Le premier résultat est issu de Hathi Trust, une bibliothèque numérique mettant en commun le contenu de plusieurs bibliothèques numériques d’universités des États-Unis et d’Europe, ainsi que de Google Livres et d’Internet Archive. On dispose d’une notice bibliographique avec des informations sur la revue (date de création, langue, etc.) mais aussi et surtout d’une liste des ressources en ligne pour accéder à chaque volume. Si certains des volumes les plus anciens (antérieurs à 1900) sont bien accessibles gratuitement en ligne, ce n’est pas le cas du volume 45 datant de 1902 mais on dispose de la liste des établissements américains ayant au minimum un exemplaire papier comme l’Université du Michigan, du Minnesota ou encore d’Harvard.

On pourrait alors prendre contact avec les bibliothèques des différentes institutions concernées pour voir s’il serait possible d’obtenir une copie de l’article qui nous intéresse.

La piste des bibliothèques numériques est intéressante car notre article pourrait très bien se trouver :

  • en raison du sujet traité, dans des bibliothèques numériques spécialisées en médecine, ou plus spécifiquement en ophtalmologie
  • ou tout simplement dans la biblio­thèque numérique nationale allemande en raison de la langue de l’article.

Nous avons ainsi interrogé Medic@ la bibliothèque numérique du Service d’Histoire de la santé de la Bibliothèque interuniversitaire de santé ou encore la Deutsche Digitale Biblioteck mais sans succès.

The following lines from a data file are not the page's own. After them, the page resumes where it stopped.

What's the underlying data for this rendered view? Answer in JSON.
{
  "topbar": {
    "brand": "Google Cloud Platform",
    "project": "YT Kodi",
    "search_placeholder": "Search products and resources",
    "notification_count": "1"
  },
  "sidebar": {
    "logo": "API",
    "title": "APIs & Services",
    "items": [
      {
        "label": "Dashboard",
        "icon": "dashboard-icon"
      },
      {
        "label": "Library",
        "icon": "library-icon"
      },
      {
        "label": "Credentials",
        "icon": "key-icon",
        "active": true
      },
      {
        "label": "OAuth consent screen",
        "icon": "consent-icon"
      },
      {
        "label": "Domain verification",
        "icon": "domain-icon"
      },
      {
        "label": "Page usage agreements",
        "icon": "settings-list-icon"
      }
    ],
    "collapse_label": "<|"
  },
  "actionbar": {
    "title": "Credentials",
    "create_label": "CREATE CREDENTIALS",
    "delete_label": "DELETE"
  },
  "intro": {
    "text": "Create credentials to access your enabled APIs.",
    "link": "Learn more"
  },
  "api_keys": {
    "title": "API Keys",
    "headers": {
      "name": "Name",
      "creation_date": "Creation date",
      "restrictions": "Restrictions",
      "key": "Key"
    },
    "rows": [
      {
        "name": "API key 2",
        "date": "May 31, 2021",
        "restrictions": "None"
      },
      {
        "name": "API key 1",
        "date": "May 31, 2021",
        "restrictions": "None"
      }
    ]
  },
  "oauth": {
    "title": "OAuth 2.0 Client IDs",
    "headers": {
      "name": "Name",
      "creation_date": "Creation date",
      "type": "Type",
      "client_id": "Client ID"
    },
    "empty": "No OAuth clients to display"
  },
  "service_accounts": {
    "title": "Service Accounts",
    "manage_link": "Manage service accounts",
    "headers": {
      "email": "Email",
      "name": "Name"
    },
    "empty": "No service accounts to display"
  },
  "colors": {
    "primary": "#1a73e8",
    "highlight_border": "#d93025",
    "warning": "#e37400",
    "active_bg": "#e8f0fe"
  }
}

Nous avons également essayé d’iden­tifier d’autres bibliothèques numériques spécialisées mais toujours pas de trace de notre revue.

La piste des catalogues de bibliothèques

Le second résultat intéressant lors de notre recherche sur Google sur Archiv für Augenheilkunde nous amène sur une notice de Worldcat. Worldcat est une base de données bibliographiques en ligne de l’OCLC, réputé comme étant le plus grand catalogue OPAC du monde. On y trouve le nom des organismes détenant ce périodique et notamment, pour la France, le Centre Technique du Livre de l’Enseignement supérieurà Marne-La-Vallée ou l’Université Henri Poincaréà Nancy.

En cliquant sur les liens, on est ensuite conduit vers le site du Sudoc, le catalogue collectif français réalisé par les bibliothèques et centres de documentation de l’enseignement supérieur et de la recherche. On y découvre que huit bibliothèques en France détiennent les archives de Archiv für Augenheilkunde mais seules cinq disposent du volume de 1902.

On pourra donc entrer en contact avec ces institutions pour obtenir le document. Mais rien de dit qu’elles ont un service de fourniture de copie de documents et il est peut-être nécessaire de se rendre sur place pour consulter le document.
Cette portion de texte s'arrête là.